10.) Consider gifting to loved ones. You can gift up to $16,000 per recipient to as many people as you like. So if you have 4 children, you can give $16,000 to each one. (If you’re married, each person in the couple can gift this amount.) While you don’t get an income tax deduction for such gifts, the recipient won’t owe taxes, and the gift can help reduce the value of your estate, without using up your lifetime gift and estate tax exemption.

Are You 72 Or Older? Get Tax-Smart About Required Minimum Distributions (RMDs) From Retirement Accounts

11.) Don’t forget RMDs. If you’re 72 or older, you have until December 31 to take your required minimum distribution, or RMD, from traditional IRAs, 401(k)s, and other qualified retirement plans.[3] This is an important deadline: Missing it can result in a hefty penalty of 50% of the required RMD. Your first RMD is due by April 1 of the year following the year you turn 72. If this is your first year, think carefully about waiting until the April 1 deadline of the following year. You may be taking 2 RMDs in a single tax year, which can increase your taxable income. Remember, withdrawals are taxable, but there are ways to help reduce taxes with careful planning.
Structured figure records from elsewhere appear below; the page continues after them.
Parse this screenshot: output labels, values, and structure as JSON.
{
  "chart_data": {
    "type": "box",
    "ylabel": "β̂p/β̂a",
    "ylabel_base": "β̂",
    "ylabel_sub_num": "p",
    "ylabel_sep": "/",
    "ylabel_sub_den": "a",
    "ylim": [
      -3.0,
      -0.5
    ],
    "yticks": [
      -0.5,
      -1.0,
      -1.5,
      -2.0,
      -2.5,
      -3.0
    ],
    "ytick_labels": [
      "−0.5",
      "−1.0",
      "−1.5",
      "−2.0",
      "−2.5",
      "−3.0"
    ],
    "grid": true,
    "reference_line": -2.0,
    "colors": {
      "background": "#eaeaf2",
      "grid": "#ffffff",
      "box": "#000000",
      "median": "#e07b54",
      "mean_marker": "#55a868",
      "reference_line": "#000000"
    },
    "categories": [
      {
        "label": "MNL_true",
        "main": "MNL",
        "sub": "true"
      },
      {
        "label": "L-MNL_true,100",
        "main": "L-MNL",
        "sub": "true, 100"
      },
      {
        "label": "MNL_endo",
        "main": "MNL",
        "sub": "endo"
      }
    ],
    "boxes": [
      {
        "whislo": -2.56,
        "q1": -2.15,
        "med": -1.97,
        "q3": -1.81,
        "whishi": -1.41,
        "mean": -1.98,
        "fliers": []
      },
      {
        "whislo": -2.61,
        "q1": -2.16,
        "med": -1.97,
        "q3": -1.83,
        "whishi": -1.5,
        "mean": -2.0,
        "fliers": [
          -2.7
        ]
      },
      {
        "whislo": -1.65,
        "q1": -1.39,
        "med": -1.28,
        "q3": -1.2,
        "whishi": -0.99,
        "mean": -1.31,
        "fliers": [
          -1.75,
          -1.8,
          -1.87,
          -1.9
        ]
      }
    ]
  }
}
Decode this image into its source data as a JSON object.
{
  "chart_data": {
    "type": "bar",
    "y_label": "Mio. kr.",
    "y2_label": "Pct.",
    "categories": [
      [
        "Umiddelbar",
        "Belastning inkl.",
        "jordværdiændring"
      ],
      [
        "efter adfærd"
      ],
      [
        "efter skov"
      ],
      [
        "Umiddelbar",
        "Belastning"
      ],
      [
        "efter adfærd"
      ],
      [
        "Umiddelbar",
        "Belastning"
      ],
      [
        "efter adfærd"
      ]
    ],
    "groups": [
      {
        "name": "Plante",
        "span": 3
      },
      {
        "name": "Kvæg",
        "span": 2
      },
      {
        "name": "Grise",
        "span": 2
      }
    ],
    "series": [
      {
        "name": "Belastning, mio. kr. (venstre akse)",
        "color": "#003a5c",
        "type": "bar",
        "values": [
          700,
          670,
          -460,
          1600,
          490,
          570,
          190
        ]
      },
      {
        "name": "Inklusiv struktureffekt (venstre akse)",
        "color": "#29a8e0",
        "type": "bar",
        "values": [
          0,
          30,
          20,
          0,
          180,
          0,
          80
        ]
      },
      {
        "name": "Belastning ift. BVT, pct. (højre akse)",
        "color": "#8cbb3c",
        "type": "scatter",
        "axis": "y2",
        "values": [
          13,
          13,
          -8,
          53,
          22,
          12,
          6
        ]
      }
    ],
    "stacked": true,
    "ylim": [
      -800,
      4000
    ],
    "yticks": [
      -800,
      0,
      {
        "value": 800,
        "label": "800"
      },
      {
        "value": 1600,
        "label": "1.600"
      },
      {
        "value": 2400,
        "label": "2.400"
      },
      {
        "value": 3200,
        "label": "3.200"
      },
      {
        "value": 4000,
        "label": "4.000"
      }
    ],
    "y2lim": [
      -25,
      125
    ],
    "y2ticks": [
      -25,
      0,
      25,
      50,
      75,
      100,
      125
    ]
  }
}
12.) No need for your RMD? Consider giving it to charity. You can make a qualified charitable contribution (QCD) from an IRA of up to $100,000 per individual (twice that amount if you’re married and filing jointly), as long as the charity receives your donation by December 31. The money you donate is not deductible, but it’s not subject to federal taxes, qualifies as your RMD for the year, and you can make one even if you don’t itemize. QCDs are also allowable starting at age 70½, so you don’t have to wait until you’re 72 to take advantage of one.

Looking Ahead To 2023

Each person’s tax situation is unique, and inflation adjustments to tax brackets announced by the IRS for 2023 mean people may have more taxable income before being bumped into a higher tax bracket, which may affect some tax decisions. But it’s important to consider putting together a plan with enough flexibility to meet your financial goals for the current and future years. As always, consult with your tax advisor or a financial professional to construct a plan that works for you.

 

 

 

[1] The withdrawal may be subject to a penalty if taken within 5 years of the conversion and the individual is then 59 ½ years old.
[2] Adjusted gross income (AGI) is gross income minus adjustments. Gross income includes wages, dividends, capital gains, business income, retirement distributions as well as other income. Adjustments to income include items such as educator expenses, student loan interest, alimony payments, and contributions to a retirement account. Your AGI will never be more than your Gross Total Income on you return, and in some cases may be lower.
[3] Required minimum distribution rules do not apply to participants in 401(k) plans who are less than 5% owners of employers that sponsor a workplace plan, until they retire or turn 72, whichever is later.